I would like to think that Charles Oy, a Nigerian-American traveling from Nigeria to Chicago, is representative of most travelers. Having been selected for additional questioning and searching after he landed in Chicago, he told the New York Times: “I had no particular feelings of unpleasantness. I understand it is part of the world we live in. I factor all that into my traveling.
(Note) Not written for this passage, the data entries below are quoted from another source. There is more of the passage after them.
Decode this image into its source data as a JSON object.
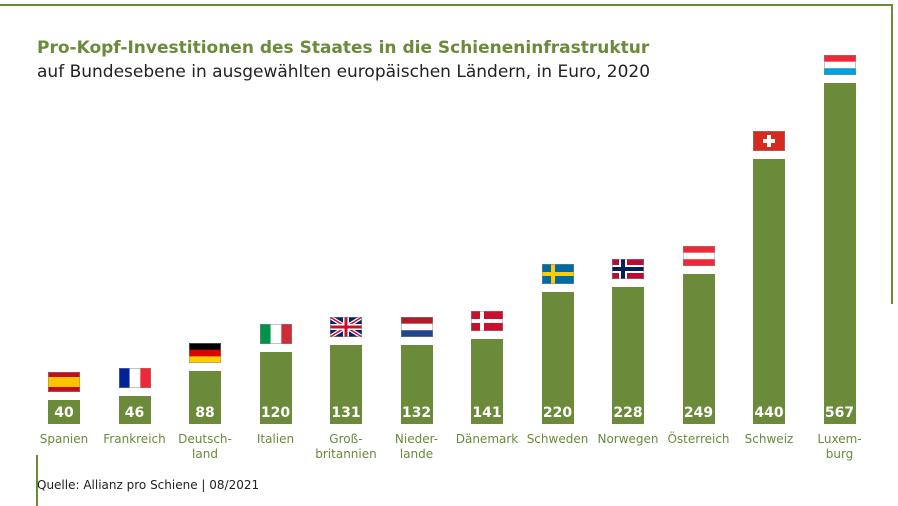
{
  "chart_data": {
    "type": "bar",
    "title": "Pro-Kopf-Investitionen des Staates in die Schieneninfrastruktur",
    "subtitle": "auf Bundesebene in ausgewählten europäischen Ländern, in Euro, 2020",
    "source": "Quelle: Allianz pro Schiene | 08/2021",
    "categories": [
      "Spanien",
      "Frankreich",
      "Deutsch-\nland",
      "Italien",
      "Groß-\nbritannien",
      "Nieder-\nlande",
      "Dänemark",
      "Schweden",
      "Norwegen",
      "Österreich",
      "Schweiz",
      "Luxem-\nburg"
    ],
    "values": [
      40,
      46,
      88,
      120,
      131,
      132,
      141,
      220,
      228,
      249,
      440,
      567
    ],
    "color": "#6b8a3a"
  }
}
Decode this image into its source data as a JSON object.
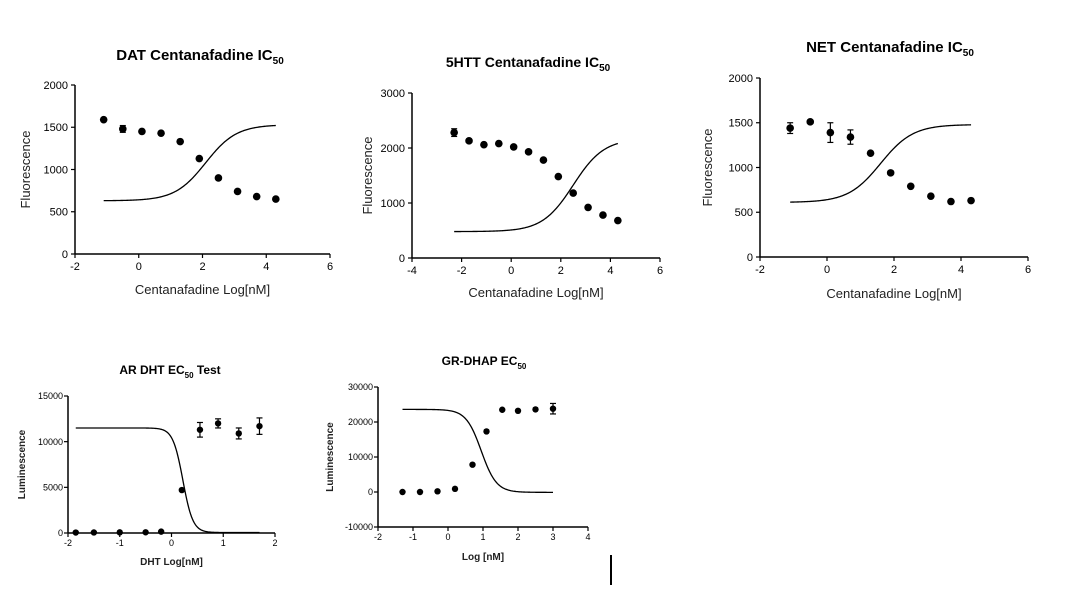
{
  "chart_data": [
    {
      "type": "scatter",
      "title": "DAT Centanafadine IC",
      "title_sub": "50",
      "xlabel": "Centanafadine Log[nM]",
      "ylabel": "Fluorescence",
      "xlim": [
        -2,
        6
      ],
      "ylim": [
        0,
        2000
      ],
      "xticks": [
        -2,
        0,
        2,
        4,
        6
      ],
      "yticks": [
        0,
        500,
        1000,
        1500,
        2000
      ],
      "points": [
        {
          "x": -1.1,
          "y": 1590
        },
        {
          "x": -0.5,
          "y": 1480,
          "err": 40
        },
        {
          "x": 0.1,
          "y": 1450
        },
        {
          "x": 0.7,
          "y": 1430
        },
        {
          "x": 1.3,
          "y": 1330
        },
        {
          "x": 1.9,
          "y": 1130
        },
        {
          "x": 2.5,
          "y": 900
        },
        {
          "x": 3.1,
          "y": 740
        },
        {
          "x": 3.7,
          "y": 680
        },
        {
          "x": 4.3,
          "y": 650
        }
      ],
      "fit": {
        "top": 1530,
        "bottom": 630,
        "logEC50": 2.1,
        "hill": -0.9,
        "from": -1.1,
        "to": 4.3
      }
    },
    {
      "type": "scatter",
      "title": "5HTT Centanafadine IC",
      "title_sub": "50",
      "xlabel": "Centanafadine Log[nM]",
      "ylabel": "Fluorescence",
      "xlim": [
        -4,
        6
      ],
      "ylim": [
        0,
        3000
      ],
      "xticks": [
        -4,
        -2,
        0,
        2,
        4,
        6
      ],
      "yticks": [
        0,
        1000,
        2000,
        3000
      ],
      "points": [
        {
          "x": -2.3,
          "y": 2280,
          "err": 70
        },
        {
          "x": -1.7,
          "y": 2130
        },
        {
          "x": -1.1,
          "y": 2060
        },
        {
          "x": -0.5,
          "y": 2080
        },
        {
          "x": 0.1,
          "y": 2020
        },
        {
          "x": 0.7,
          "y": 1930
        },
        {
          "x": 1.3,
          "y": 1780
        },
        {
          "x": 1.9,
          "y": 1480
        },
        {
          "x": 2.5,
          "y": 1180
        },
        {
          "x": 3.1,
          "y": 920
        },
        {
          "x": 3.7,
          "y": 780
        },
        {
          "x": 4.3,
          "y": 680
        }
      ],
      "fit": {
        "top": 2170,
        "bottom": 480,
        "logEC50": 2.5,
        "hill": -0.7,
        "from": -2.3,
        "to": 4.3
      }
    },
    {
      "type": "scatter",
      "title": "NET Centanafadine IC",
      "title_sub": "50",
      "xlabel": "Centanafadine Log[nM]",
      "ylabel": "Fluorescence",
      "xlim": [
        -2,
        6
      ],
      "ylim": [
        0,
        2000
      ],
      "xticks": [
        -2,
        0,
        2,
        4,
        6
      ],
      "yticks": [
        0,
        500,
        1000,
        1500,
        2000
      ],
      "points": [
        {
          "x": -1.1,
          "y": 1440,
          "err": 60
        },
        {
          "x": -0.5,
          "y": 1510
        },
        {
          "x": 0.1,
          "y": 1390,
          "err": 110
        },
        {
          "x": 0.7,
          "y": 1340,
          "err": 80
        },
        {
          "x": 1.3,
          "y": 1160
        },
        {
          "x": 1.9,
          "y": 940
        },
        {
          "x": 2.5,
          "y": 790
        },
        {
          "x": 3.1,
          "y": 680
        },
        {
          "x": 3.7,
          "y": 620
        },
        {
          "x": 4.3,
          "y": 630
        }
      ],
      "fit": {
        "top": 1480,
        "bottom": 610,
        "logEC50": 1.6,
        "hill": -0.9,
        "from": -1.1,
        "to": 4.3
      }
    },
    {
      "type": "scatter",
      "title": "AR DHT EC",
      "title_sub": "50",
      "title_tail": " Test",
      "xlabel": "DHT Log[nM]",
      "ylabel": "Luminescence",
      "xlim": [
        -2,
        2
      ],
      "ylim": [
        0,
        15000
      ],
      "xticks": [
        -2,
        -1,
        0,
        1,
        2
      ],
      "yticks": [
        0,
        5000,
        10000,
        15000
      ],
      "points": [
        {
          "x": -1.85,
          "y": 50
        },
        {
          "x": -1.5,
          "y": 60
        },
        {
          "x": -1.0,
          "y": 70
        },
        {
          "x": -0.5,
          "y": 80
        },
        {
          "x": -0.2,
          "y": 150
        },
        {
          "x": 0.2,
          "y": 4700
        },
        {
          "x": 0.55,
          "y": 11300,
          "err": 800
        },
        {
          "x": 0.9,
          "y": 12000,
          "err": 500
        },
        {
          "x": 1.3,
          "y": 10900,
          "err": 600
        },
        {
          "x": 1.7,
          "y": 11700,
          "err": 900
        }
      ],
      "fit": {
        "top": 11500,
        "bottom": 50,
        "logEC50": 0.22,
        "hill": 4.5,
        "from": -1.85,
        "to": 1.7
      }
    },
    {
      "type": "scatter",
      "title": "GR-DHAP EC",
      "title_sub": "50",
      "xlabel": "Log [nM]",
      "ylabel": "Luminescence",
      "xlim": [
        -2,
        4
      ],
      "ylim": [
        -10000,
        30000
      ],
      "xticks": [
        -2,
        -1,
        0,
        1,
        2,
        3,
        4
      ],
      "yticks": [
        -10000,
        0,
        10000,
        20000,
        30000
      ],
      "points": [
        {
          "x": -1.3,
          "y": 0
        },
        {
          "x": -0.8,
          "y": 0
        },
        {
          "x": -0.3,
          "y": 200
        },
        {
          "x": 0.2,
          "y": 900
        },
        {
          "x": 0.7,
          "y": 7800
        },
        {
          "x": 1.1,
          "y": 17300
        },
        {
          "x": 1.55,
          "y": 23500
        },
        {
          "x": 2.0,
          "y": 23200
        },
        {
          "x": 2.5,
          "y": 23600
        },
        {
          "x": 3.0,
          "y": 23800,
          "err": 1500
        }
      ],
      "fit": {
        "top": 23600,
        "bottom": -100,
        "logEC50": 0.95,
        "hill": 2.0,
        "from": -1.3,
        "to": 3.0
      }
    }
  ]
}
If it happens, I roll with it.” Wouldn’t it be nice if the leaders from the affected countries could send a similar message of perspective to their compatriots, rather than crying “discrimination,” as many jumped to do? (“This is discrimination against the citizens of Algeria,” the Algerian ambassador to the U.S. protested. “It is unfair to discriminate against over 150 million people because of the behavior of one person,” Nigeria’s information minister announced.). President Obama might remind these leaders that if they did a better job of uprooting terrorists in their midst, their citizens would not be subjected to this alleged form of discrimination.

President Obama’s airport-security order authorizes a legitimate method of focusing limited security resources where they are likely to do the most good. It is certainly more than the Bush administration ever proposed. It remains to be seen whether the Obama administration will be able to face down the criticism that the screening decision inevitably stirred up.

The president could bolster his chances for success by explaining the logic behind the airport measure and stating what should be obvious: “No, we don’t think that every Saudi or Yemeni is a terrorist. We know that the vast majority of citizens from the selected countries are peaceful, as will be the vast majority of travelers screened under our new program. But given the patterns of terror recruiting and the difficulties of obtaining and piecing together intelligence on that terror activity, we are taking non-abusive measures to protect flyers from those countries and the rest of world from an undetected suicide bomber until we are able to expose and eliminate the full extent of terrorist networks.”